Masih sangat segar dalam ingatanku tentang hari itu. Hari yang kini genap berusia 28 tahun dalam sisa-sisa hidupku. Hari dengan mentari yang panas menyengat, ramai sesak lautan manusia—hari di mana kamu akan menjadi sesosok hantu dalam bayang-bayangku.

Oh, aku masih ingat. Tentu aku harus selalu mengingat. Mungkin sudah memang bukan masaku, tetapi yang kulakukan di sini hanyalah bercerita—kalian lah yang akan meneruskan kisahku untuk diingat. Diingat sebagai sebuah pembelajaran, agar mimpi buruk itu tak lagi mengikat.

| Kita Manusia |

• Konoha, 9 April 1993 •

Lagi-lagi latarnya siang hari dengan mentari yang menyengat, peluh nan membasahi tubuh, dan ruangan yang jelas tidak memiliki pendingin ruangan mumpuni. Naruto menyeka keringat dengan asal menggunakan kemejanya yang terlihat makin kusam sekali.
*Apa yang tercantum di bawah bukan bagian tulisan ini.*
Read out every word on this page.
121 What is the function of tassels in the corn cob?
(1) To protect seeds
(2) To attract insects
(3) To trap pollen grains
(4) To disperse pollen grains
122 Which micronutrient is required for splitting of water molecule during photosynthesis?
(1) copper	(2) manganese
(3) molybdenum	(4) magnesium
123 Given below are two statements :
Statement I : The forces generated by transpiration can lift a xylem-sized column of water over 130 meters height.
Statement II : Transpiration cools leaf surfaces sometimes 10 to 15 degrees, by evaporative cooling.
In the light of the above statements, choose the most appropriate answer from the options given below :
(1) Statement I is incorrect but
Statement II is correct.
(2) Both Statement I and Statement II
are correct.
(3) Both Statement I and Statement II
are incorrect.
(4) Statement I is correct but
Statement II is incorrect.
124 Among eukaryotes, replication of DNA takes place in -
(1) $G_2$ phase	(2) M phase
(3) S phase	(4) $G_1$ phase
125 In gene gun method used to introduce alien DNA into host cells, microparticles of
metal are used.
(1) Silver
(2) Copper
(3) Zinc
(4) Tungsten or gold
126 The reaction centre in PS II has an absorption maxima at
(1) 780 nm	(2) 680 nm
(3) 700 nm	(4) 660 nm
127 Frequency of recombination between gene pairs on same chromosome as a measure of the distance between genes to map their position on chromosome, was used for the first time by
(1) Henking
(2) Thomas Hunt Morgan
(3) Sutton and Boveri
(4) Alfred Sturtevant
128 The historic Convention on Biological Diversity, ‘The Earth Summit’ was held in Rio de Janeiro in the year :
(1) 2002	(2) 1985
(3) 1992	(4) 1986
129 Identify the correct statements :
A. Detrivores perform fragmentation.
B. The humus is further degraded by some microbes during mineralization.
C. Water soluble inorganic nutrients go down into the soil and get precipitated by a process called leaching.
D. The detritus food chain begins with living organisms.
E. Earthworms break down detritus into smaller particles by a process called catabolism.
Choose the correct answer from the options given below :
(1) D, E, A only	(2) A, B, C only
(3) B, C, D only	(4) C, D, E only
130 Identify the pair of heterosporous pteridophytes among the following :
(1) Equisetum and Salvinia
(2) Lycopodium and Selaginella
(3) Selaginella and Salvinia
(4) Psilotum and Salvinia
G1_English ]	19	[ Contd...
Kulitnya juga tampak disadarinya makin terbakar matahari.

Bel istirahat pun makin memperparah segalanya, belum juga berbunyi. Naruto hanya bisa terus-menerus meneguk ludah untuk membuatnya bertahan diri. Atensinya terus berfokus pada pekerjaan memasangkan jam dengan kuat untuk arloji yang akan diperjualbelikan di pasaran dalam juga luar negeri.

"Sialan," Iruka dan kata-kata kasar hampir tidak pernah berkolerasi. Namun lihatlah saat ini, wajah kesal itu sangat terlihat jelas sekali.

"Ada apa?" Seorang pekerja perempuan yang Naruto kenali sebagai Kurenai mendekati. Iruka sepertinya benar-benar dilanda emosi, wajahnya merah.

"Pabrik ini benar-benar neraka," ujar Iruka memijat keningnya—sangat terlihat bahwa pria itu juga pening. "Aku benar-benar sudah tidak tahan lagi, ingin keluar saja."

"Aku pun sama, tapi kau tahu sendiri—sekarang mencari pekerjaan di kota sudah sangat susah bagi lulusan SD macam kita. Paling hanya menerima lulusan SMP dan SMA," Kurenai menepuk-nepuk pundak Iruka. Naruto juga tergerak untuk menangkan pria yang sudah dianggapnya bagai paman sendiri itu, sang pemuda meninggalkan pekerjaannya sebentar untuk memberikan sebotol air mineral.

"Minum dahulu, Pak," Iruka menghela napas, menerima pemberian botol air minum dari sang Uzumaki. Membuka dan meneguknya sekali dalam jumlah yang lumayan banyak volume air.

"Kalian tahu? THR kita pulang nanti baru akan dibagikan, jelas sudah sangat terlambat. Istri dan anakku bahkan sudah kembali menunggu Ramadan yang berikutnya. Sudah telat begitu, tadi bagian staf memberitahuku bahwa THR kita akan dipotong lagi karena alasan peremajaan pabrik, kenapa pakai uang tunjangan kita, sih? Sialan sekali. Mana aku juga tidak mendapat tanda-tanda kenaikan gaji pula." Sesudah pria bercodet itu minum, Iruka kembali bersuara. Ternyata minum air pun hanya berfungsi sebagai pelumas.